Victoria, the British empire and much more wasn’t all great if you dig deeper. The name “ looty “ is a poignant name given the circumstances.
Do you know the story of “ Looty “ ?
8th October, 1860…The Second Opium war, Summer Palace.
For the Qing dynasty Yuanmingyuan, the 'garden of perfect brightness', wasn't just a palace — it was a city. All told, its grounds stretched the size of 650 football fields. Its marble palaces, temples, and towers were adorned with jade, bronze and precious stones. Peacocks strolled the gardens.
But the Opium Wars of the mid-1800s would see that paradise reduced to rubble. Wars over who controlled the flow of lucrative opium, who had to pay whom for tariffs and trade, and who really held sovereignty over China.
There are different accounts of how the British got their hands on Looty and a handful of other Pekingese.

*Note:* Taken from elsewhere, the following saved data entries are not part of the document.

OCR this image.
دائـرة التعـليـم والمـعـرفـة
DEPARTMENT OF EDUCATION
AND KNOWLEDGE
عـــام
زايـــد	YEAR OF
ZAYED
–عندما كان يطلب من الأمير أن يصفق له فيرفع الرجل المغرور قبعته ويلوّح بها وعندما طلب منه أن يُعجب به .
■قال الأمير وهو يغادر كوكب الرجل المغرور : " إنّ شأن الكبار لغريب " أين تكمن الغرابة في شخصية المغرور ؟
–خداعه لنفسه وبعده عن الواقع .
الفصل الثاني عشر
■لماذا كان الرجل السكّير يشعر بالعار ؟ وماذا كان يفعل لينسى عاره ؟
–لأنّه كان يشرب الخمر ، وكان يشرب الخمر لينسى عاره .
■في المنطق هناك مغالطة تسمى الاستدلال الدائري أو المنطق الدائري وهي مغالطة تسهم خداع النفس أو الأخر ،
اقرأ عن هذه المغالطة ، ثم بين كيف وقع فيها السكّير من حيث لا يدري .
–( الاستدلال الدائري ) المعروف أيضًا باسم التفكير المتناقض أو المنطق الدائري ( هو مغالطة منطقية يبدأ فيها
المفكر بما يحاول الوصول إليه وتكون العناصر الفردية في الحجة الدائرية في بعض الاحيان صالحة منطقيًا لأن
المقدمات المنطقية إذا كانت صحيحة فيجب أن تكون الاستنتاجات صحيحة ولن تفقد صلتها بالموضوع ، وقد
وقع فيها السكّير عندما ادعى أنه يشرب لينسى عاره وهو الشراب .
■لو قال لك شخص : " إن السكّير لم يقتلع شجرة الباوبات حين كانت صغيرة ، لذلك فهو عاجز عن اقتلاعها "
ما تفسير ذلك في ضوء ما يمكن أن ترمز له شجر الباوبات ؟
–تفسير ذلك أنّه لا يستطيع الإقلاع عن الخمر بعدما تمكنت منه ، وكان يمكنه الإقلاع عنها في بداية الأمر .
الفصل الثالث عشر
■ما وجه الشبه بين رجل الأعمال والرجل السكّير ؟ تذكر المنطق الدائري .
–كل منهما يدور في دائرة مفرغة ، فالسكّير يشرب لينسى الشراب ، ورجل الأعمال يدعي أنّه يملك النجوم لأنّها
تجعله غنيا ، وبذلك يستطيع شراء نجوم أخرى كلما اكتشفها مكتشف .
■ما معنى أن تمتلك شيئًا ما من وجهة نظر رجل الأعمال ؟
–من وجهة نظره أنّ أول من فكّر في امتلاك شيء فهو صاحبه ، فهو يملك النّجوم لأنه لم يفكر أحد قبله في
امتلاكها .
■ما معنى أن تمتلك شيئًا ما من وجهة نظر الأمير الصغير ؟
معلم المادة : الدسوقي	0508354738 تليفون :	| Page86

The story is that in the palace there were found these little dogs that nobody really saw before because they were a very secret, personal part of the emperor's empresses and the eunuchs of the palace and so on. They become imperial loot. They become these treasures that formerly belonged to the emperor. Hence the decision to call this one dog that's gifted to Queen Victoria, Looty.
Looty was found by Captain John Hart Dunne of the 99th Regiment after the Summer Palace near Beijing (Peking, as it was then known) had been looted on 8 October 1860 during the Second Opium War. On his return to England Dunne presented her to Queen Victoria for 'the Royal Collection of dogs'. She was one of the first Pekingese dogs in Britain and her name makes rather ironic reference to her origins and acquisition. Looty was considered 'the smallest and by far the most beautiful little animal that has appeared in this country'. F.W. Keyl was commissioned to paint a portrait of Looty in 1861
British Captain John Hart Dunne wrote his view of the event in his journal: “I have been able to retain a good many trifles that I bought in the French camp, also a pretty little dog, a real Chinese sleeve dog. It has silver bells round its neck. People say, it is the most perfect little beauty they have ever seen.”
Two of the five dogs who were claimed by Admiral John Hay eventually found their way to Goodwood Castle where they became the property of the Duke of Gordon. Two others were given to the Duchess of Richmond. The fifth dog, that “little beauty,” of whom Dunne wrote, was presented to Queen Victoria who christened the dog “Looty.”
“Looty” lived at Buckingham Palace where she was somewhat lonesome until she overcame her initial shock, and then she went on to live a sumptuous life of luxury at Windsor Palace until her death in 1872.